Let's Study Philippians. LSS. Banner of Truth, 1998.
Sinclair Ferguson is a very helpful expositor, always with an eye to practical application and clear language. In most cases, reading this commentary will give you an insight into the passage in question, despite its brevity.
The Letter to the Philippians. PNTC. Eerdmans, 2009.
This commentary by Walter Hansen is a valuable resource. His work is more extensiv than Moisés Silvas BECNT commentary, so you find information on most of the questions that arise from the text. Hansen – for my estimation – to often discusses the opinion of other scholars which made the reading not always equally fruitful. Nevertheless, I was able to get much help from this commentary and I recommend using it.
Philippians. REC. P&R Publishing, 2013.
This expository commentary by Dennis Johnson is a great help in understanding and applying the book of Philippians. I warmly recommend it.
Philippians (2nd ed.). BECNT. Baker Academic, 2005.
While working through Philippians, this commentary by Moisés Silva proved to be a very helpful resource. It is refreshingly succinct, so he doesn't get lost in secondary sources or prolonged discussions on the opinions of other commentators. Silva tries to get to the heart and intent of each pericope as quick as possible which is very helpful. This also means that he does not always comment on every single word, even though he includes a wealth of additional notes after each pericope which often discuss deeper lexical questions. It is welcomed that these discussions are kept out of the main commentary. Everyone who wants to study Philippians should have this commentary, but I recommend to supplement it with an additional resource that gives some more detailed discussion on each individual verse.
Genesis: Beginning and Blessing. PtW. Crossway, 2004.
I worked through Genesis while using this commentary in parallel and benefitted much from it. It is apparent that Kent Hughes did much exegetical background work and has considered many different commentaries and scholars to lay a solid groundwork for his own exposition. Since this is a preaching commentary, he (in most cases) „only“ brings his results to display.
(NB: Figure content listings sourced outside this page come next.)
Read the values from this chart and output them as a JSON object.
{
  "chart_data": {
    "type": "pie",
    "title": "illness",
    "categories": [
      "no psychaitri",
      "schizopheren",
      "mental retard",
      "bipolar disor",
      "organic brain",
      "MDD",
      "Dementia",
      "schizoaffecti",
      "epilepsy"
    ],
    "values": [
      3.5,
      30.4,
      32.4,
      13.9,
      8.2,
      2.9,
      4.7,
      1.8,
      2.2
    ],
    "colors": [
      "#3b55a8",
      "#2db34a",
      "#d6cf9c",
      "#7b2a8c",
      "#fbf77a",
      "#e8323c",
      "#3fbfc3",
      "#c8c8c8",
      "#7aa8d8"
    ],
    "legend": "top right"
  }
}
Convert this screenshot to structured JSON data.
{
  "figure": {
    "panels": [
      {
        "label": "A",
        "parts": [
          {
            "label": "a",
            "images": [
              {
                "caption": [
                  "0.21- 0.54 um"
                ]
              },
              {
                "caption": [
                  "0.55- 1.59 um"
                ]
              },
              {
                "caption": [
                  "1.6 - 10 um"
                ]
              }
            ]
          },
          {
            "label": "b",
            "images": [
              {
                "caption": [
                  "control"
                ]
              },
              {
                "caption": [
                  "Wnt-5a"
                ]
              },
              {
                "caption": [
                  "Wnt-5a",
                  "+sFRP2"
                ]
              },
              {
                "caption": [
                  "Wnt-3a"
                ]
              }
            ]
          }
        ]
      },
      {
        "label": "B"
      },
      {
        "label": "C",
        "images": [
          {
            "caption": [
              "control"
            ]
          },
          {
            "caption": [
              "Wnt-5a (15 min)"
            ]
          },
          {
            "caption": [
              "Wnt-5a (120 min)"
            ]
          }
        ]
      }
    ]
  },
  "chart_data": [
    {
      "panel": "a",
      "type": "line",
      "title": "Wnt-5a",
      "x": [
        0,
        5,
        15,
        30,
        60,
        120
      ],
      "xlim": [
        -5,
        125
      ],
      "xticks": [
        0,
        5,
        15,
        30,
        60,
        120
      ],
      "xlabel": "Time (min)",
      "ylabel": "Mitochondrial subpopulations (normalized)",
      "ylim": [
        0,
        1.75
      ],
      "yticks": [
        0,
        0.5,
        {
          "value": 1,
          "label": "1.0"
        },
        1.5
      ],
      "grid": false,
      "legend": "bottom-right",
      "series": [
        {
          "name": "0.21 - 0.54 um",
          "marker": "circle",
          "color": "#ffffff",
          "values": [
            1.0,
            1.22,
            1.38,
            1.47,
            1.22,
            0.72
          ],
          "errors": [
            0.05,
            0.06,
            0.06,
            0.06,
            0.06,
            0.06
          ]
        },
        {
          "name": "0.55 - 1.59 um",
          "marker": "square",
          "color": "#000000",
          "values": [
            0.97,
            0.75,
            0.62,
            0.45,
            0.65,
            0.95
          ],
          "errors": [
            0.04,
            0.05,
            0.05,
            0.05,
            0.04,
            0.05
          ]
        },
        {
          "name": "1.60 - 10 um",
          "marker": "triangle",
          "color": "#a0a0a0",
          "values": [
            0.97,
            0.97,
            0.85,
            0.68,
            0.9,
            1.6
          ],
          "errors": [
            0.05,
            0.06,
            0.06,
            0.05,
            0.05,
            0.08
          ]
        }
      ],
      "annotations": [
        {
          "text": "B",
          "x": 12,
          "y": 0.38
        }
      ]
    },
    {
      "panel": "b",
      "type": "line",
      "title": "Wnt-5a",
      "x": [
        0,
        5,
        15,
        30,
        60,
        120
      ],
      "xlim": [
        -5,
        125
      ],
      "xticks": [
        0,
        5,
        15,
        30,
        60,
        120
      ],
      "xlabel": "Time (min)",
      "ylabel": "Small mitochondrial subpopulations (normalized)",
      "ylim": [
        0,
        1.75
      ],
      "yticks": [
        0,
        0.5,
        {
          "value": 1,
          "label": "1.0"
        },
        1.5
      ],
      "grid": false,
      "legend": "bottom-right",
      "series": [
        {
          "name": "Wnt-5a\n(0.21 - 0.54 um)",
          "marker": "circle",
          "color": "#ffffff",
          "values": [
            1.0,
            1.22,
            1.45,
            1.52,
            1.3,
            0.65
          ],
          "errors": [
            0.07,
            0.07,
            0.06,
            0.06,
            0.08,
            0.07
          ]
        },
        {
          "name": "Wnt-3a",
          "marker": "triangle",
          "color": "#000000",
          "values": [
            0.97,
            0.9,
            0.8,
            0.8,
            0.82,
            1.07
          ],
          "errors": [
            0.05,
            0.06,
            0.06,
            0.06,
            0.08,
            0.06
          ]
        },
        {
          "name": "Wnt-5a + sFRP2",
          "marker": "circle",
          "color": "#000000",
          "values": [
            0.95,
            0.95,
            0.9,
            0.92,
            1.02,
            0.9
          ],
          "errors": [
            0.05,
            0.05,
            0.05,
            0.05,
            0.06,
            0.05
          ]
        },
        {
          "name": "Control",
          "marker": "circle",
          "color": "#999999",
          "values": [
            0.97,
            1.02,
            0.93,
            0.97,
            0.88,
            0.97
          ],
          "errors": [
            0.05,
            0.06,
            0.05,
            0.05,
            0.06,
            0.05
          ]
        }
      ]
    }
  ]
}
This is not meant as a downside, since you never have the feeling, that he passes over something that would have been important for the general reader and also gives reference to further study material in his footnotes. For more detailed lexical discussion or comparison of different exegetical options, one can consult a more detailed and technical work (I myself used Kenneth Mathews 2-volume NAC commentary). The chapters often contain precious observations, helpful quotes and in most cases Hughes gets to issues of practical Christian living. Only few chapters seemed to be a little lengthy, where it felt to be just a kind of retelling the story. Overall then, this commentary is accessible to every Christian and helps to get a solid grasp of Genesis – both in theological aspects (redemptive history), as well as for the implications and requirements for practical living. A minor downside to the complete Preaching the Word series is, that you always have to flip back and forth if you want to consult the footnotes. But that's something you can cope with.
1 & 2 Peter and Jude: Sharing Christ's Sufferings. PtW. Crossway, 2008.
This commentary really helps to capture the flow of thought in the first letter of Peter!